Además, se observó que la válvula de la línea de descarga carece de volante de accionamiento, por lo que su manipulación se viene realizando de manera provisional mediante una llave. A ello se suman las fisuras y grietas en los muros y en la base de la sala de máquinas. Tampoco cuentan con grupo electrógeno o fuente de electrificación alterna.

Incluso, durante el periodo lluvioso, deben colocar sacos de arena, a fin de que el agua que discurre de las partes altas no golpee el portón, situado en la parte posterior de la estación, y se corre el riesgo de afectar el equipamiento electromecánico.

También, se observó que la línea de conducción, entre ambas estaciones, cuenta con un tramo junto al cual se ha construido una carretera, alterando el cauce natural de una quebrada, que se sitúa entre la vía y la línea de conducción. En tiempo de lluvias, al discurrir las aguas por la quebrada, se han ido socavando los soportes de concreto de la tubería, así como la cimentación de los dados de apoyo de la misma.

En relación a la estación de bombeo n.° 2, se verificó que no posee cerco perimétrico y, al igual que la estación anterior, viene funcionando con dos electrobombas, una de las cuales tiene una antigüedad cercana a los 50 años.

Respecto a la cámara de carga, una estructura de concreto de 1000 m3 de capacidad que al estar ubicada en el punto más alto de la línea debería brindar la presión necesaria para el abastecimiento, solo funciona como elemento de paso. Está abandonada, sin cerco ni escalera y tanto la válvula de ingreso y salida no cuenta con protección, estando actualmente expuestas a manipulaciones y riesgos sanitarios.

Además, se identificó que en un drenaje de la línea existen diversas conexiones directas a la línea de distribución. La línea de conducción atraviesa diferentes quebradas como La Débora, mediante tubería subterránea de fibra de vidrio enterrada en el cauce, y El Acholado, a través de una estructura de pase aéreo.
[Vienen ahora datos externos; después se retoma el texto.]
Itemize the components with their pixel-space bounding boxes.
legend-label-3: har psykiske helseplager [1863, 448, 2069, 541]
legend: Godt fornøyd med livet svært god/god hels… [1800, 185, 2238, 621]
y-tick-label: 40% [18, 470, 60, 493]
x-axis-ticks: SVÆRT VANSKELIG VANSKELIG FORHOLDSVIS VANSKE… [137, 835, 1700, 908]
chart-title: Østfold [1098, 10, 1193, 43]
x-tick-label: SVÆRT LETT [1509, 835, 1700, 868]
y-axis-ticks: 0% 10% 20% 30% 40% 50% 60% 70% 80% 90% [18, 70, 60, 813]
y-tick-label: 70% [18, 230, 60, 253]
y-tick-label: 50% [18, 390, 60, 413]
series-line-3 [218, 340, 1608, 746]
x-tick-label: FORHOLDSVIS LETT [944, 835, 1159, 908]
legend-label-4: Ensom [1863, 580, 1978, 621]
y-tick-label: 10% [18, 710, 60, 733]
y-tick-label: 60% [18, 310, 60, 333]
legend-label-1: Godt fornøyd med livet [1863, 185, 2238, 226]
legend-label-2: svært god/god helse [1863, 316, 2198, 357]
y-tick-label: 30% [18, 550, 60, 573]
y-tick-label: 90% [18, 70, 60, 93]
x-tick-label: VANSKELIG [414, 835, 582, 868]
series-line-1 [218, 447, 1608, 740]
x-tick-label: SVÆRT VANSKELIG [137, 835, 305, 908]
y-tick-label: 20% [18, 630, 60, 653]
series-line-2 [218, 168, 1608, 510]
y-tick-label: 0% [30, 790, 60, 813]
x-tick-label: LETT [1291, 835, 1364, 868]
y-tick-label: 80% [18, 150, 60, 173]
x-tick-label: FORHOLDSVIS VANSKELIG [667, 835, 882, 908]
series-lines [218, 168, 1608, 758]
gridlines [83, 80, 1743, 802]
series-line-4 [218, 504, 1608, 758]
Una eventual activación de quebradas configura un escenario de alto riesgo para la línea de conducción, debido al deterioro de los soportes de la misma a lo largo de su recorrido, así como en la estructura del pase aéreo, la cual presenta un deterioro significativo e incluso la falta de elementos estructurales.

El informe fue notificado al titular de la entidad para que adopte las acciones que correspondan, en el marco de sus competencias y obligaciones en la gestión institucional.